Biden urged President Trump to acknowledge the election results and commit his administration to working with Biden’s transition team ahead of the inauguration, scheduled for Jan. 20. Pointing out that the logistics of getting any COVID-19 vaccine to 300 million U.S. citizens will be complicated and demanding, Biden warned, “People will die if we don’t coordinate.”
Biden called for passage of the HEROES Act or some equally ambitious coronavirus relief package. Passed by the U.S. House in May, the Health and Economic Recovery Omnibus Emergency Solutions Act is a $3 trillion relief package including aid to states and local governments to make up for tax revenue lost in the pandemic and the economic collapse it’s caused, as well as revival of $1,200 stimulus checks and $600 a week in extra unemployment benefits. It also includes additional coronavirus funding for the Centers for Disease Control and Prevention and $75 billion for testing, tracing, and treatment to bring the pandemic under control as a first step to revive the economy. Biden couched his call for action in a commitment to U.S. workers.
“We’re going into a very dark winter,” Biden said. “Things are going to get much tougher before they get easier. And that requires sparing no effort to fight COVID so that we can open our businesses safely, resume our lives, and put this pandemic behind us.

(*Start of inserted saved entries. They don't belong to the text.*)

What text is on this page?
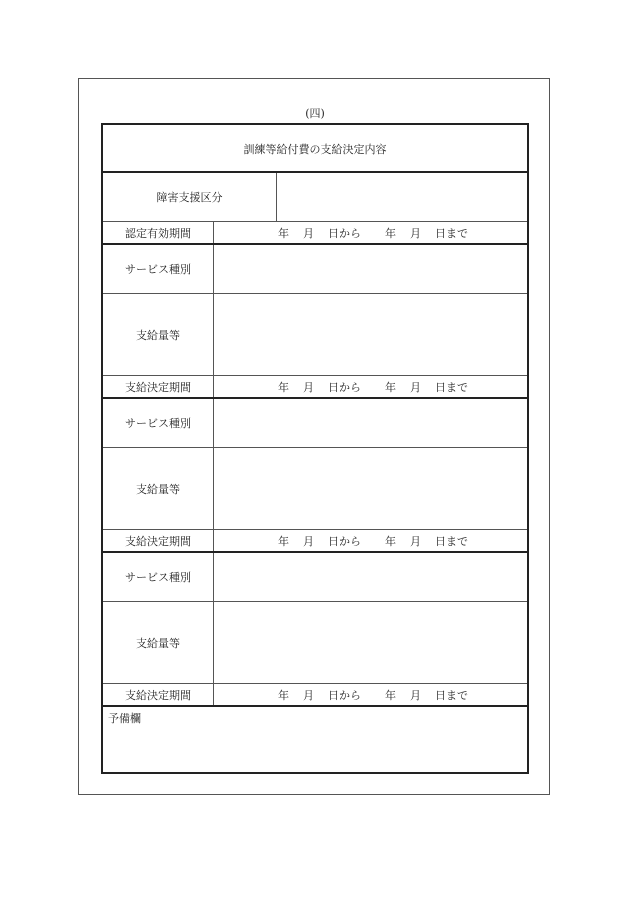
(四)
訓練等給付費の支給決定内容
障害支援区分
認定有効期間	年 月 日から 年 月 日まで
サービス種別
支給量等
支給決定期間	年 月 日から 年 月 日まで
サービス種別
支給量等
支給決定期間	年 月 日から 年 月 日まで
サービス種別
支給量等
支給決定期間	年 月 日から 年 月 日まで
予備欄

“It’s going to be difficult, but it can be done,” he added. “When we build back better, we’ll do so with higher wages, including a $15 minimum wage nationwide, better benefits, stronger collective-bargaining rights — that you can raise a family on. That’s how we build back the middle class better than ever. That’s how we make sure workers are treated with the dignity and respect they deserve.”
The HEROES Act has gone nowhere in the Republican-controlled Senate, but there may be an opportunity to push for passage. Biden and Vice President-elect Kamala Harris, who will head the Senate, could attempt to entice support from Republican senators with the benefits their own constituents stand to gain if the ambitious legislation is passed and signed into law — especially senators up for reelection in two years. But Senate Majority Leader Mitch McConnell of Kentucky has resisted calling legislation that would potentially split his party, and could continue to try to keep it bottled up, as he already has for six months.